AMD Processors
Decrease font size
Increase font size
Topic Title: NUMA topology
Topic Summary:
Created On: 01/14/2011 03:12 AM
Status: Read Only
Linear : Threading : Single : Branch
Search Topic Search Topic
Topic Tools Topic Tools
View similar topics View similar topics
View topic in raw text format. Print this topic.
 01/14/2011 03:12 AM
User is offline View Users Profile Print this message

Author Icon

Posts: 1
Joined: 01/14/2011

Hi everybody,

I'm playing with a 4 socket NUMA system. Each NUMA node consist of a 4 core Opteron 8378 processor. Three HyperTransport links are available in each node, so the resulting NUMA topology is a square:

N0 -- N1
| |
N2 -- N3

I want to known the NUMA distance between nodes. I expect the following distances:

N0 N1 N2 N3
N0 0 1 1 2
N1 1 0 2 1
N2 1 2 0 1
N3 2 1 1 0

Under Linux I use numactl --hardware to read distances from hardware. It reports:

node 0 1 2 3
0: 10 20 20 20
1: 20 10 20 20
2: 20 20 10 20
3: 20 20 20 10

The misbehavior is a known problem. It seems that the Opteron BIOS does not export right distances (see

In order to observe the real topology I've run some test throuh the numademo program, distributed within the numactl package. Consider the tests:

pin current process to node i, exec memset on all other nodes

I expect results are better when the memory accessed is near the current node. So I've started by pinning a process to node 0 and writing to other nodes (Each test wrote 128mb of data):

alloc on node 1 memset Avg 2920.52 MB/s Max 2938.22 MB/s Min 2808.14 MB/s
alloc on node 2 memset Avg 2965.80 MB/s Max 2967.84 MB/s Min 2962.34 MB/s
alloc on node 3 memset Avg 2116.58 MB/s Max 2122.49 MB/s Min 2081.02 MB/s

This confirm my ipotesis: node 0 is near node 1 and node 2, while node 3 is 2 hops distant.

I tried the dual configuration (pin process to node 3), and the results are coherent whit those of the previous test.

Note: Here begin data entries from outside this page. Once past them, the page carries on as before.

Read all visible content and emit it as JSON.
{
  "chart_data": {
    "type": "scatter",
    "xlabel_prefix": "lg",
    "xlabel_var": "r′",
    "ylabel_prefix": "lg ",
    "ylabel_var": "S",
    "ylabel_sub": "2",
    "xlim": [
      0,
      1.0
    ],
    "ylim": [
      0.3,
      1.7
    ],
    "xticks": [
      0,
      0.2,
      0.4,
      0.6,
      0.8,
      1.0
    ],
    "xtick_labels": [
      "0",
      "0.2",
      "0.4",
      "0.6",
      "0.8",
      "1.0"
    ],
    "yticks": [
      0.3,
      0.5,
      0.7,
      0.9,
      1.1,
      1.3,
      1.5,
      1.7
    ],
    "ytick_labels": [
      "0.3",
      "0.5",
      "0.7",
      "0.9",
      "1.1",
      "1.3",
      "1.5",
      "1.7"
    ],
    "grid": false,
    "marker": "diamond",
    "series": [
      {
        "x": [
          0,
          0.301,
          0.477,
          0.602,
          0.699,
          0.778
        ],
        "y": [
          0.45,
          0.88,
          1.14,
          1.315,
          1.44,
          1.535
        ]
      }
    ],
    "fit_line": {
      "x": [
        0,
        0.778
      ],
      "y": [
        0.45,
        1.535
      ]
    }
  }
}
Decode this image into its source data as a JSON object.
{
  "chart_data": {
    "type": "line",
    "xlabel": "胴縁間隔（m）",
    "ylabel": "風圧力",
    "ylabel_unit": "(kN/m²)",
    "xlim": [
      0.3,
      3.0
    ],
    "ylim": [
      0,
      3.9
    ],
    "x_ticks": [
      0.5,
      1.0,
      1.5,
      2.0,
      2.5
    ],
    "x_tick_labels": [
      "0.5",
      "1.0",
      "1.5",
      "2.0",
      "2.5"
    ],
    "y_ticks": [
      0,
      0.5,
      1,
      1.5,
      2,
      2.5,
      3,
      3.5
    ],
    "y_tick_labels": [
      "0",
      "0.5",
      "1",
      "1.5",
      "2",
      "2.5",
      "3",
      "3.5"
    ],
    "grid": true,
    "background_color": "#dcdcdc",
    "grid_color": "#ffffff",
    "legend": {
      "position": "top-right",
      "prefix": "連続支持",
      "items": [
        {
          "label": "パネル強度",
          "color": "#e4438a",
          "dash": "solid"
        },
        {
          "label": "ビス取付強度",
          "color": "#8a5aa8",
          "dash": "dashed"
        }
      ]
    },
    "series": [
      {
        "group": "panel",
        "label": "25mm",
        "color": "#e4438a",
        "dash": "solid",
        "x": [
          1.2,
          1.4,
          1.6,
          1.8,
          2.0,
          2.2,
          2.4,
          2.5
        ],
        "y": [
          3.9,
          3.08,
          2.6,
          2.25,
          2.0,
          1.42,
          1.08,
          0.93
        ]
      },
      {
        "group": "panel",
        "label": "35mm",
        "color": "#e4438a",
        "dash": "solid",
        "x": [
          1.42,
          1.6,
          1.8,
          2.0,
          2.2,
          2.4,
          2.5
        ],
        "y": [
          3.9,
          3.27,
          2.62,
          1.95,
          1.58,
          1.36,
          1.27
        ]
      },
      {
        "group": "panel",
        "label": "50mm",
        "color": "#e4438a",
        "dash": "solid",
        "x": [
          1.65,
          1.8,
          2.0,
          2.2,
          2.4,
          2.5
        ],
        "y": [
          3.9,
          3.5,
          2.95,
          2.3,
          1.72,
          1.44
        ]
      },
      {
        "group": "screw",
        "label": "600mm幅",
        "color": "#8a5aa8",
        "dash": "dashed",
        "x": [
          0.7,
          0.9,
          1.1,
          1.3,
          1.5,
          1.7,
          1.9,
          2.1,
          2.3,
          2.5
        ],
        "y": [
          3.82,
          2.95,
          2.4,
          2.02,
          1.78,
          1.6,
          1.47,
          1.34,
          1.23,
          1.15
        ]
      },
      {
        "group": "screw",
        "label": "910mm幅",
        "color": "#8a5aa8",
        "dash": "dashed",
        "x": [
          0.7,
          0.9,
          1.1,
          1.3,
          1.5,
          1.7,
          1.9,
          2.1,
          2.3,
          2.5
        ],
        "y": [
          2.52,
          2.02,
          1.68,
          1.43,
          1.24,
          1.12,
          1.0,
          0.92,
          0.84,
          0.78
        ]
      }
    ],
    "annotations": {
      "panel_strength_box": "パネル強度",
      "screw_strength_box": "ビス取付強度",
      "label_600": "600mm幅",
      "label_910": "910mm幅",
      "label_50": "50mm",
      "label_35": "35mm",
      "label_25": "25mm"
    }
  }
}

At last I've tried pinning the process to nodes 1 and 2. Here are the results for node 1:

alloc on node 0 memset Avg 2698.34 MB/s Max 2701.21 MB/s Min 2689.30 MB/s
alloc on node 2 memset Avg 2954.00 MB/s Max 2957.12 MB/s Min 2948.54 MB/s
alloc on node 3 memset Avg 2644.85 MB/s Max 2646.67 MB/s Min 2642.71 MB/s

The nearest node is 2, while 0 and 3 are the farest!

If I pin the process to node 2, I have:

alloc on node 0 memset Avg 2602.85 MB/s Max 2605.16 MB/s Min 2596.69 MB/s
alloc on node 1 memset Avg 2940.77 MB/s Max 2943.11 MB/s Min 2933.34 MB/s
alloc on node 3 memset Avg 2675.09 MB/s Max 2677.07 MB/s Min 2673.23 MB/s

The nearest node is 1, the farest are 0 and 3!

Only the first two test are coherent with the hardware topology. Anyone has any idea of why I got these results?

 02/03/2011 02:47 PM
User is offline View Users Profile Print this message

Author Icon
Dr. Mu

Posts: 1837
Joined: 08/26/2006

I also have a four-die NUMA setup with two Opteron 6128 CPUs, although the setup is different from yours. However, I am also getting some funkiness from numactl and such.

numactl --hardware also does not show the correct topology for my system. The actual hardware is arranged like so:

Note that each die is directly connected via an HT link to every other die. Yet numactl tells me the following:
node distances:
node 0 1 2 3
0: 10 16 16 22
1: 16 10 22 16
2: 16 22 10 16
3: 22 16 16 10

The latency is supposed to be the same from any one die to the next since the HT links are all clocked the same and the dies are all directly connected to each other via HT links. Yet this topology map suggests that the diagonal HT link from 0 to 3 or 1 to 2 is not being used. That's what your system's topology is, yet your map looks like what my system actually is- every die is the same distance away.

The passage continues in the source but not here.